The course will also teach students how to work with computers through a hands-on experience. The practical side of the course will take place in the Faculty of Arts Computer Laboratory. There, students will learn the fundamentals of computer operation, how to make best use of the plethora of information which is available through the Internet and how to access the various databases which are available through the World Wide Web.
Concurrently, students will study the history of computers, the many different effects which computers have had on the cultural context in which we live, the changes which computerized technologies have initiated in every area of our lives.
One of the central premises of the course is that students need to feel empowered in their use of new technologies in order to be able to critically evaluate their impact. One of the ways in which we will approach this problem is by using the internet to set up a virtual classroom thus self-reflexively examining our objects of study. This will be more than just an e-mail network. It will be the cyberspatial equivalent to a classroom where students will be able to talk about their work, their research and their goals in real time. We will accomplish this through the use of a telnet based MOO. (Moo's are extensions of e-mail into real time.

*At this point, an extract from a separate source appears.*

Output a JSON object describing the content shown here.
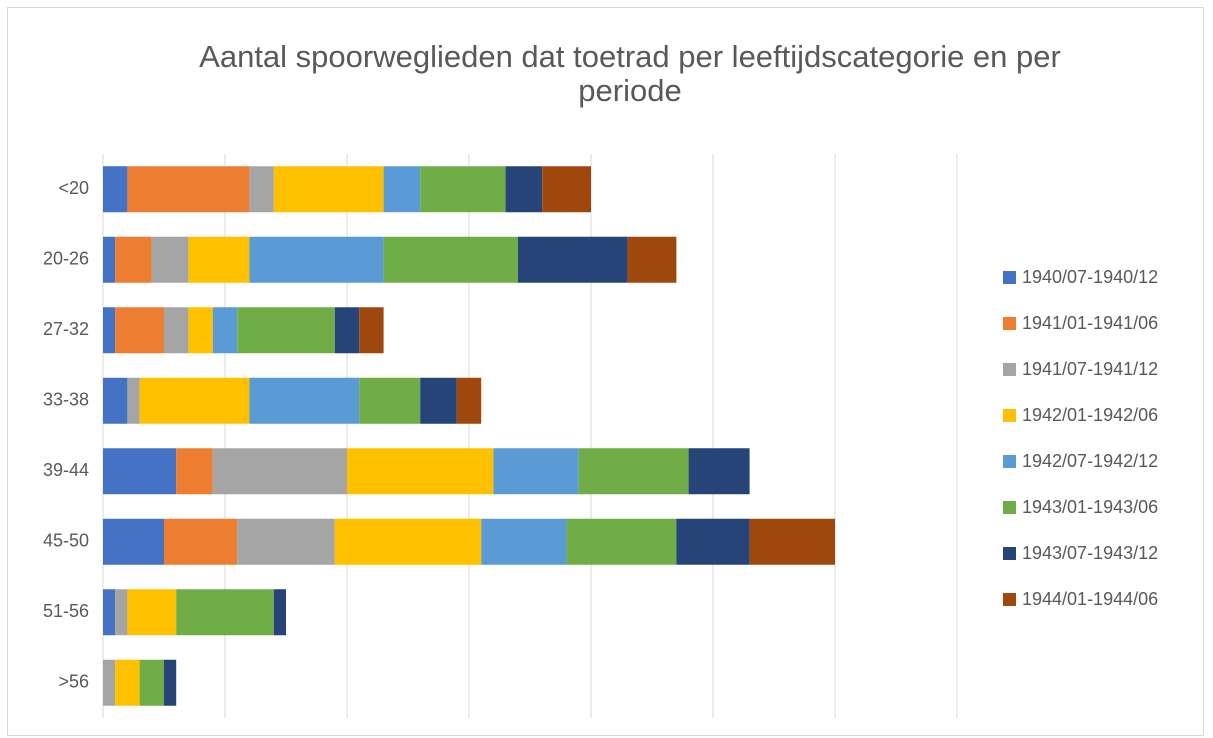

They permit you to send messages and receives responses from people who are hooked up to the network at the same time.) In effect, students in the class will practice and then create the on-ramps which they need to access the information highway at the same time as learn how to question and criticize its presumptions and pretentions.
All materials in the course will be available on-line. Students will be encouraged to develop and extend those materials by making their own research available to the class on-line. All assignments in the course will sent to the instructor (s) electronically and students will receive comments in a similar fashion.